Bullish China Warns U.S. Unification With Taiwan Unstoppable by 'Any Force'

China's ambition to "unify" with Taiwan cannot be stopped by any force or country, a government spokesperson said in a message to the United States on Monday.

At a regular Foreign Ministry press conference in Beijing, Zhao Lijian cautioned President Joe Biden's administration against further contact with the democratic island, where public opinion of China has slid to an all-time low thanks to hostile rhetoric and bellicose military maneuvers in recent years.

The Chinese leadership and its top diplomats have all but dismissed sentiments on the opposite side of the Taiwan Strait. Beijing is at least outwardly confident about its determination—and capability—to bring the island under its rule, in accordance with its own opaque timetable.

The U.S. is equally opaque about its intention to intervene militarily on Taiwan's behalf, but successive American governments have warned Beijing against the use of force to achieve its goal.

Taiwan, meanwhile, says it has the will to defend itself.

"China's complete unification is an unstoppable historical trend that cannot be changed by any person, any force or any country," said Zhao. "We urge the United States to take seriously China's position and concerns, be cautious with its words and deeds on Taiwan-related issues, stop military contacts with Taiwan, stop developing substantial relations with Taiwan, and stop sending wrong signals to Taiwan independence forces."
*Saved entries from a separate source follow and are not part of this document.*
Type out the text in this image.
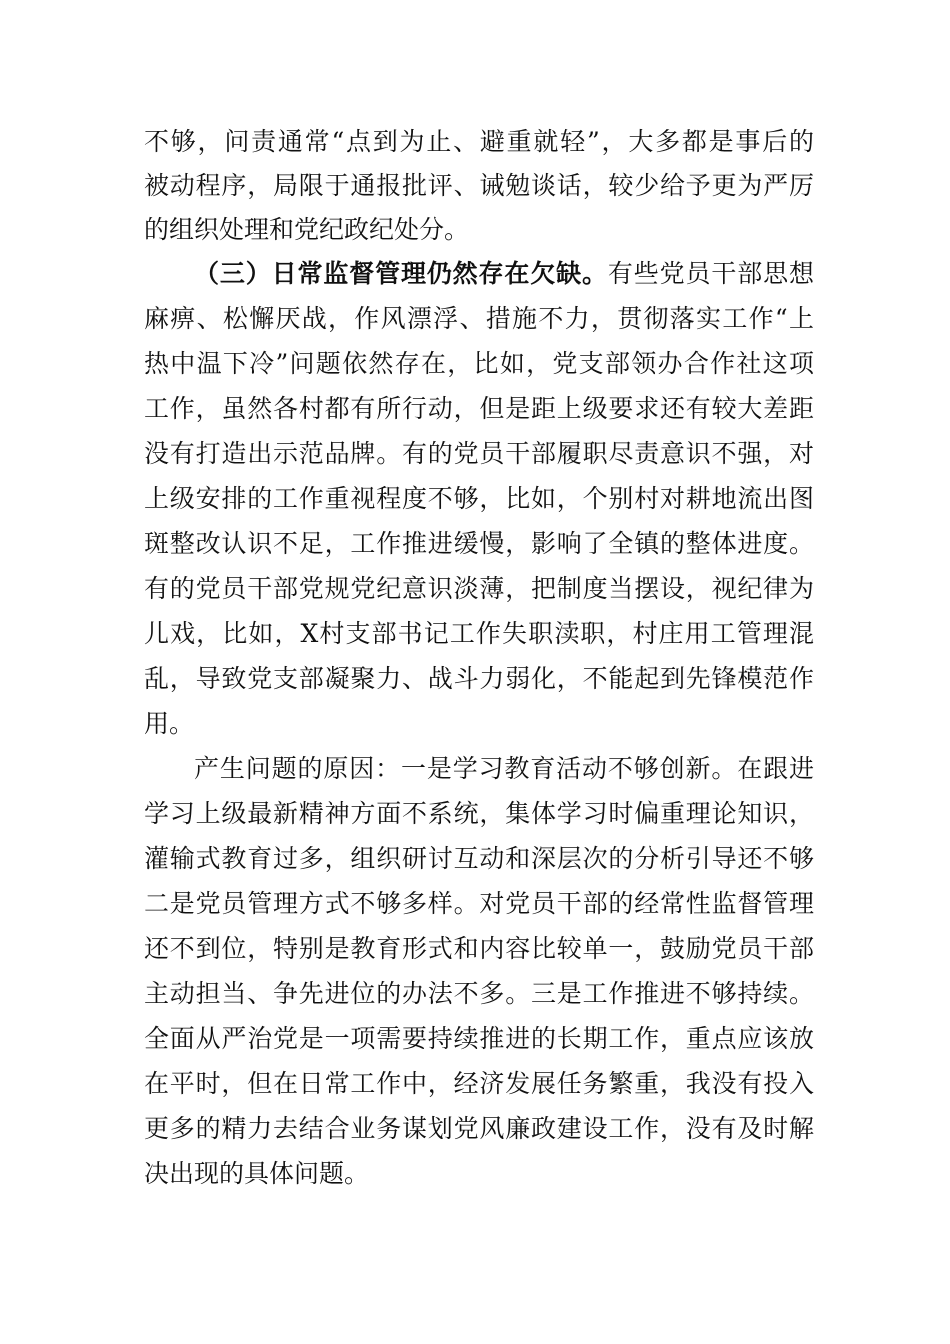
不够，问责通常“点到为止、避重就轻”，大多都是事后的
被动程序，局限于通报批评、诫勉谈话，较少给予更为严厉
的组织处理和党纪政纪处分。
（三）日常监督管理仍然存在欠缺。有些党员干部思想
麻痹、松懈厌战，作风漂浮、措施不力，贯彻落实工作“上
热中温下冷”问题依然存在，比如，党支部领办合作社这项
工作，虽然各村都有所行动，但是距上级要求还有较大差距
没有打造出示范品牌。有的党员干部履职尽责意识不强，对
上级安排的工作重视程度不够，比如，个别村对耕地流出图
斑整改认识不足，工作推进缓慢，影响了全镇的整体进度。
有的党员干部党规党纪意识淡薄，把制度当摆设，视纪律为
儿戏，比如，X村支部书记工作失职渎职，村庄用工管理混
乱，导致党支部凝聚力、战斗力弱化，不能起到先锋模范作
用。
产生问题的原因：一是学习教育活动不够创新。在跟进
学习上级最新精神方面不系统，集体学习时偏重理论知识，
灌输式教育过多，组织研讨互动和深层次的分析引导还不够
二是党员管理方式不够多样。对党员干部的经常性监督管理
还不到位，特别是教育形式和内容比较单一，鼓励党员干部
主动担当、争先进位的办法不多。三是工作推进不够持续。
全面从严治党是一项需要持续推进的长期工作，重点应该放
在平时，但在日常工作中，经济发展任务繁重，我没有投入
更多的精力去结合业务谋划党风廉政建设工作，没有及时解
决出现的具体问题。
Taiwan's President Tsai Ing-wen says the island is already a functionally independent state called the Republic of China. Her country has no need to declare otherwise, Tsai said following her re-election last January.

Zhao's remarks came in the days after the White House's national security adviser, Jake Sullivan, commented briefly on Taiwan during an event hosted by the Council on Foreign Relations (CFR) last Friday.

After CFR President Richard Haass asked whether the U.S. should clarify its intention to defend Taiwan, Sullivan said Washington's position, under the existing "one China" policy framework, was already clear.

"The whole purpose of American policy towards Taiwan and towards cross-strait relations is fundamentally designed to ensure that we never face a circumstance in which we need to directly answer the question that you posed," Sullivan said, in a message that stressed deterrence over intervention.

He said the U.S. would continue to call out China when it undermines stability in the Taiwan Strait.

"Because we believe that there is a formula that works to maintain the status quo, to not have unilateral changes to that status quo. That is what the Biden administration is pursuing. We think that is well understood by our partners and should be well understood in Beijing."

Haass served in the State Department under former President George W. Bush. He is a long-time advocate of so-called "strategic clarity"—a policy change that would make clear the U.S.'s intention to defend Taiwan in the event of a Chinese attack.

China Warns U.S. Against Relations With Taiwan
Upgraded U.S.-made F-16V fighter aircraft are displayed during a ceremony at the Chiayi Air Base in southern Taiwan on November 18, 2021. The sale of American weapons and equipment to Taiwan has helped the island's government maintain a credible defense capability in the face of China's growing capabilities. SAM YEH/AFP via Getty Images

In the absence of an ironclad security commitment to the island, the U.S.-Taiwan defense partnership is built on the Taiwan Relations Act (TRA), a 1979 law, supported by then-Senator Biden, that obligates the sale of defensive weaponry to the island while also maintaining the capacity of American forces in the region.

Sullivan described the TRA as "a unique instrument" not shared with other countries. China has recently railed the TRA, calling the decades-old American legislation "illegal and invalid."

Further alignment between Taipei and Washington since Tsai's first election win in 2016 has come at the expense of both governments' relations with Beijing.

During Monday's Foreign Ministry briefing, Zhao blamed Taiwan's ruling party for refusing to accept Beijing's position that Taiwan is a part of China. The Taiwanese government was provoking confrontation by "soliciting U.S. support," he said.

"Some forces in the U.S. have stubbornly manipulated the Taiwan question to contain China. They have emboldened Taiwan independence forces and increased tensions across the Taiwan Strait," said Zhao.

Faced with increased political, military and economic pressure from China, Taiwan is emphasizing the importance of more trade relations with the U.S. The island is already America's ninth largest trading partner, but the U.S. so far has been reluctant to sign on to a free trade agreement.

On Saturday, the Tsai administration was given a vote of confidence to pursue deeper economic ties with the U.S. after surviving a national referendum that included a crucial question on market access for American pork products containing the leanness-enhancing drug ractopamine—long considered a stumbling block on the path to deeper integration between the two economies.